Book Review: Stand Back & Deliver

“Stand Back and Deliver” is a book about leadership. This is not an easy topic to be discussed in a book, but this one gives you some tools that will help you to assess situations and act on them. I think that the authors give a very good definition of leadership when they explain their title: “Standing back does not imply abdicating all responsibility, but rather requires leaders to perform a careful balancing act between stepping back to let the right people in the organization do their thing and stepping up to provide steering when the team has strayed off course”. The delivery part exists because the most important measure of success is defined as delivering value to the business.

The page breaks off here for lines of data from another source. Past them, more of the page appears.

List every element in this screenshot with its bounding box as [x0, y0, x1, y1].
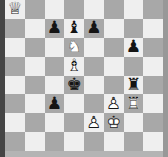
board-left-border [0, 0, 5, 157]
piece-black-rook: ♜ [124, 76, 144, 95]
square-b4[interactable] [25, 76, 45, 95]
piece-white-pawn: ♟♙ [84, 113, 104, 132]
square-d4[interactable]: ♚ [64, 76, 84, 95]
square-g6[interactable]: ♟ [124, 38, 144, 57]
board-right-border [163, 0, 168, 157]
square-h1[interactable] [143, 132, 163, 151]
square-b2[interactable] [25, 113, 45, 132]
square-g4[interactable]: ♜ [124, 76, 144, 95]
white-pawn-outline-glyph: ♙ [104, 95, 124, 112]
square-g2[interactable] [124, 113, 144, 132]
square-d5[interactable]: ♝♗ [64, 57, 84, 76]
square-h5[interactable] [143, 57, 163, 76]
square-h6[interactable] [143, 38, 163, 57]
piece-white-rook: ♜♖ [124, 94, 144, 113]
square-a2[interactable] [5, 113, 25, 132]
piece-white-knight: ♞♘ [64, 38, 84, 57]
black-pawn-glyph: ♟ [45, 95, 65, 112]
square-b3[interactable] [25, 94, 45, 113]
white-king-outline-glyph: ♔ [104, 114, 124, 131]
black-bishop-glyph: ♝ [64, 19, 84, 36]
square-e5[interactable] [84, 57, 104, 76]
square-c6[interactable] [45, 38, 65, 57]
square-d2[interactable] [64, 113, 84, 132]
piece-black-pawn: ♟ [124, 38, 144, 57]
square-f7[interactable] [104, 19, 124, 38]
square-e4[interactable] [84, 76, 104, 95]
square-f4[interactable] [104, 76, 124, 95]
piece-black-pawn: ♟ [45, 94, 65, 113]
chess-board: ♛♕♟♝♟♞♘♟♝♗♚♜♟♟♙♜♖♟♙♚♔ [5, 0, 163, 151]
piece-black-pawn: ♟ [45, 19, 65, 38]
square-c3[interactable]: ♟ [45, 94, 65, 113]
piece-white-king: ♚♔ [104, 113, 124, 132]
square-d6[interactable]: ♞♘ [64, 38, 84, 57]
square-d7[interactable]: ♝ [64, 19, 84, 38]
square-b6[interactable] [25, 38, 45, 57]
square-d3[interactable] [64, 94, 84, 113]
black-rook-glyph: ♜ [124, 76, 144, 93]
square-b1[interactable] [25, 132, 45, 151]
square-g3[interactable]: ♜♖ [124, 94, 144, 113]
square-f5[interactable] [104, 57, 124, 76]
square-d1[interactable] [64, 132, 84, 151]
square-a8[interactable]: ♛♕ [5, 0, 25, 19]
square-e2[interactable]: ♟♙ [84, 113, 104, 132]
square-c7[interactable]: ♟ [45, 19, 65, 38]
black-pawn-glyph: ♟ [124, 38, 144, 55]
piece-white-pawn: ♟♙ [104, 94, 124, 113]
square-g7[interactable] [124, 19, 144, 38]
white-rook-outline-glyph: ♖ [124, 95, 144, 112]
square-a6[interactable] [5, 38, 25, 57]
square-a1[interactable] [5, 132, 25, 151]
square-e7[interactable]: ♟ [84, 19, 104, 38]
square-e8[interactable] [84, 0, 104, 19]
chess-diagram: ♛♕♟♝♟♞♘♟♝♗♚♜♟♟♙♜♖♟♙♚♔ [0, 0, 168, 157]
piece-black-bishop: ♝ [64, 19, 84, 38]
white-queen-outline-glyph: ♕ [5, 0, 25, 17]
square-c1[interactable] [45, 132, 65, 151]
square-b5[interactable] [25, 57, 45, 76]
square-e1[interactable] [84, 132, 104, 151]
square-b7[interactable] [25, 19, 45, 38]
square-h2[interactable] [143, 113, 163, 132]
square-c2[interactable] [45, 113, 65, 132]
white-bishop-outline-glyph: ♗ [64, 57, 84, 74]
square-f6[interactable] [104, 38, 124, 57]
square-b8[interactable] [25, 0, 45, 19]
square-g1[interactable] [124, 132, 144, 151]
square-a4[interactable] [5, 76, 25, 95]
black-pawn-glyph: ♟ [84, 19, 104, 36]
square-f8[interactable] [104, 0, 124, 19]
square-h3[interactable] [143, 94, 163, 113]
square-a5[interactable] [5, 57, 25, 76]
square-h7[interactable] [143, 19, 163, 38]
piece-white-bishop: ♝♗ [64, 57, 84, 76]
piece-black-king: ♚ [64, 76, 84, 95]
square-h4[interactable] [143, 76, 163, 95]
square-c5[interactable] [45, 57, 65, 76]
square-c8[interactable] [45, 0, 65, 19]
square-g5[interactable] [124, 57, 144, 76]
square-f3[interactable]: ♟♙ [104, 94, 124, 113]
square-a7[interactable] [5, 19, 25, 38]
piece-white-queen: ♛♕ [5, 0, 25, 19]
square-e6[interactable] [84, 38, 104, 57]
square-f1[interactable] [104, 132, 124, 151]
square-e3[interactable] [84, 94, 104, 113]
square-a3[interactable] [5, 94, 25, 113]
square-f2[interactable]: ♚♔ [104, 113, 124, 132]
square-g8[interactable] [124, 0, 144, 19]
white-pawn-outline-glyph: ♙ [84, 114, 104, 131]
square-d8[interactable] [64, 0, 84, 19]
square-h8[interactable] [143, 0, 163, 19]
square-c4[interactable] [45, 76, 65, 95]
white-knight-outline-glyph: ♘ [64, 38, 84, 55]
piece-black-pawn: ♟ [84, 19, 104, 38]
black-king-glyph: ♚ [64, 76, 84, 93]
black-pawn-glyph: ♟ [45, 19, 65, 36]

The first chapter presents the key principles that will be discussed in the book: Purpose – Collaborate – Delivery – Decisions. The chapter about purpose presents a model that allows classifying activities or business functions according to their market differentiation and mission critical dimensions. The chapter on collaboration emphasizes the importance of letting the people succeed. In the delivery part, the authors propose a model to assess projects using their uncertainty and complexity dimensions. The next chapter exposes ideas on how and when to make decisions. After discussing all these principles, the authors offer you some hints on how to start putting them in practice to change your organization. Finally, a last chapter offers a short summary of all the tools and models discussed in the book. All the concepts are supported by many cases that show how the issues and ideas discussed relate to practical situations.

Despite grouping material from four different authors, this book has a good cohesion and provides a very smooth reading experience. It is certainly recommended to everyone that has to solve business problems through projects in organizations. Reading it, I was even thinking that it contains a lot of very good material that you can apply to your own personal development and projects.

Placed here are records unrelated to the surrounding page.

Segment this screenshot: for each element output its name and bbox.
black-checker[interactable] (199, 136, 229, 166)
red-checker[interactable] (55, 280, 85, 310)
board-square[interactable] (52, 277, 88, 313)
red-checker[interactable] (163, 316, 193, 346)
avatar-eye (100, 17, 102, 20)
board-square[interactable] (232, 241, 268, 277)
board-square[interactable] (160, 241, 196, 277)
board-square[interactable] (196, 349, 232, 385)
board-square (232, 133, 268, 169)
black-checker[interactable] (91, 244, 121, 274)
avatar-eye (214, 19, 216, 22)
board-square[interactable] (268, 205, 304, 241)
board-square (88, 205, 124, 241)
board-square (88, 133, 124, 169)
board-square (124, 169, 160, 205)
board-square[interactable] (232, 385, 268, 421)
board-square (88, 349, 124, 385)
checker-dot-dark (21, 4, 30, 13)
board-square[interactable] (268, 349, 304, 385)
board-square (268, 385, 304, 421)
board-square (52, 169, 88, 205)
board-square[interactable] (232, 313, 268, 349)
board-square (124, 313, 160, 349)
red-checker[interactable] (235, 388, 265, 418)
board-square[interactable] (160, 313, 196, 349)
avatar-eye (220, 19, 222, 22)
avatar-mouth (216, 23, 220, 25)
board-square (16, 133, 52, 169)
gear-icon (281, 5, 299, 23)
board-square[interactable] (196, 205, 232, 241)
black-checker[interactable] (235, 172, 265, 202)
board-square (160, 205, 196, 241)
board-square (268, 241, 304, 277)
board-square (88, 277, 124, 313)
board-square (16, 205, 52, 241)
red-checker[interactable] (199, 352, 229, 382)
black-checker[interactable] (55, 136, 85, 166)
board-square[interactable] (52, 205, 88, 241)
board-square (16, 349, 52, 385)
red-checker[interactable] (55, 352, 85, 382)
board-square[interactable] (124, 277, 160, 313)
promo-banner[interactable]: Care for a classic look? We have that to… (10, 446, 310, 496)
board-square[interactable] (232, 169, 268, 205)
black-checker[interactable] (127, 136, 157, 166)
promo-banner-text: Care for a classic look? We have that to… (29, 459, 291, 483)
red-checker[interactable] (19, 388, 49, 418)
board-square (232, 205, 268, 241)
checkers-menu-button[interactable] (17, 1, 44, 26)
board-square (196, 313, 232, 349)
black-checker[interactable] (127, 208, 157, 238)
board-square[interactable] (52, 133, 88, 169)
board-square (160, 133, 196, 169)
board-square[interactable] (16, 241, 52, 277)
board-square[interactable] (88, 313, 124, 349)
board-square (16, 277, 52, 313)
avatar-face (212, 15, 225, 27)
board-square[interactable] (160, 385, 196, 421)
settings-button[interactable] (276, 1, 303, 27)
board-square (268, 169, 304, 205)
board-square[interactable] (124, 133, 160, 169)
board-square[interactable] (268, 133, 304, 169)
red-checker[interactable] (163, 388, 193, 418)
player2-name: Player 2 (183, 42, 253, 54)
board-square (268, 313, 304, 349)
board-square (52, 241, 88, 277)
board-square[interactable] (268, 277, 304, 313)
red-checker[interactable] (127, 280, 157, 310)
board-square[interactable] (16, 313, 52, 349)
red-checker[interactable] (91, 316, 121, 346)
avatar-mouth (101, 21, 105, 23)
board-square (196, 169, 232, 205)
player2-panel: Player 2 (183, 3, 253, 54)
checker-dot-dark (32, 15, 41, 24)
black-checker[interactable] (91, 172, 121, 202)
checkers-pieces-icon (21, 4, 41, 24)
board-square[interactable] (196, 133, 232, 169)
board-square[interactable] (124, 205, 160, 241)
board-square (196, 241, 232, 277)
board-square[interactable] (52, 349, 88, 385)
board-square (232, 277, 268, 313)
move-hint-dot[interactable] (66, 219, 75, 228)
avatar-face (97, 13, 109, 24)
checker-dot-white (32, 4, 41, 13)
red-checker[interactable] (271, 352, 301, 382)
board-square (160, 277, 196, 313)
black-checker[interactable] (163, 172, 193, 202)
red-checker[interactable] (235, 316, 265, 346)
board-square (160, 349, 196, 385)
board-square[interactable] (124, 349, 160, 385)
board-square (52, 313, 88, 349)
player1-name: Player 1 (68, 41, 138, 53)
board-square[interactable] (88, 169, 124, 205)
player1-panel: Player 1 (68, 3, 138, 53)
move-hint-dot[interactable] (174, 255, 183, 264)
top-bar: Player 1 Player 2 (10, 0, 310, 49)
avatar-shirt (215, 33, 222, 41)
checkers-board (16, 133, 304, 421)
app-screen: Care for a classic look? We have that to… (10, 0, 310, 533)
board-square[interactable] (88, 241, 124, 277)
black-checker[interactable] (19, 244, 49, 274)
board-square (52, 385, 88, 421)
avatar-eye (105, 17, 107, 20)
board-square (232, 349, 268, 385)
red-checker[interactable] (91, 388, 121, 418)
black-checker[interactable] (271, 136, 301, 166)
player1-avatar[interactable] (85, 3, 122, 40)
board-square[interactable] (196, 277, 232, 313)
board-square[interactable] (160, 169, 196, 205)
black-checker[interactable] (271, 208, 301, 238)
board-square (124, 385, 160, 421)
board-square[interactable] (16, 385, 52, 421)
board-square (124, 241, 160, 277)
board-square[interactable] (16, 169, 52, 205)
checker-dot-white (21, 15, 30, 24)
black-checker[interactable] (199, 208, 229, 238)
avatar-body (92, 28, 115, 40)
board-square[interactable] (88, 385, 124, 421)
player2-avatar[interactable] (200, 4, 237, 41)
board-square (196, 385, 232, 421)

Reference: Stand Back and Deliver, Pollyanna Pixton, Niel Nickolaisen, Todd Little, Kent McDonald, Addison-Wesley

Stand Back and Deliver

Quotes

Standing back does not imply abdicating all responsibility, but rather requires leaders to perform a careful balancing act between stepping back to let the right people in the organization do their thing and stepping up to provide steering when the team has strayed off course.

Purpose is not priority. Purpose identifies the design goals of a process, business rule, function, or feature. It does not define the sequence in which the work on that process, rule, function, or feature must occur. That being said, purpose can provide a framework for strategic and tactical planning.

Trust is essential to productive teams. Without trust, team members can waste time in clarifying communication and protecting their own backs. Unfortunately, you can’t make people trust one another. As a leader, your role, style and behavior will lay the groundwork for building trust.

To develop a sustainable competitive advantage, unleash the talent in your organization to deliver innovative ideas to the marketplace and to improve the throughput and productivity in your organizations.

High complexity or uncertainty correlates to higher risk. Reduce these factors, and you can reduce complexity, while incremental delivery helps lead a project through uncertainty.

Some leaders are natural managers of complexity, while others area experts at uncertainty. Match leadership styles to project characteristics, and develop leaders’ skills to broaden their capabilities.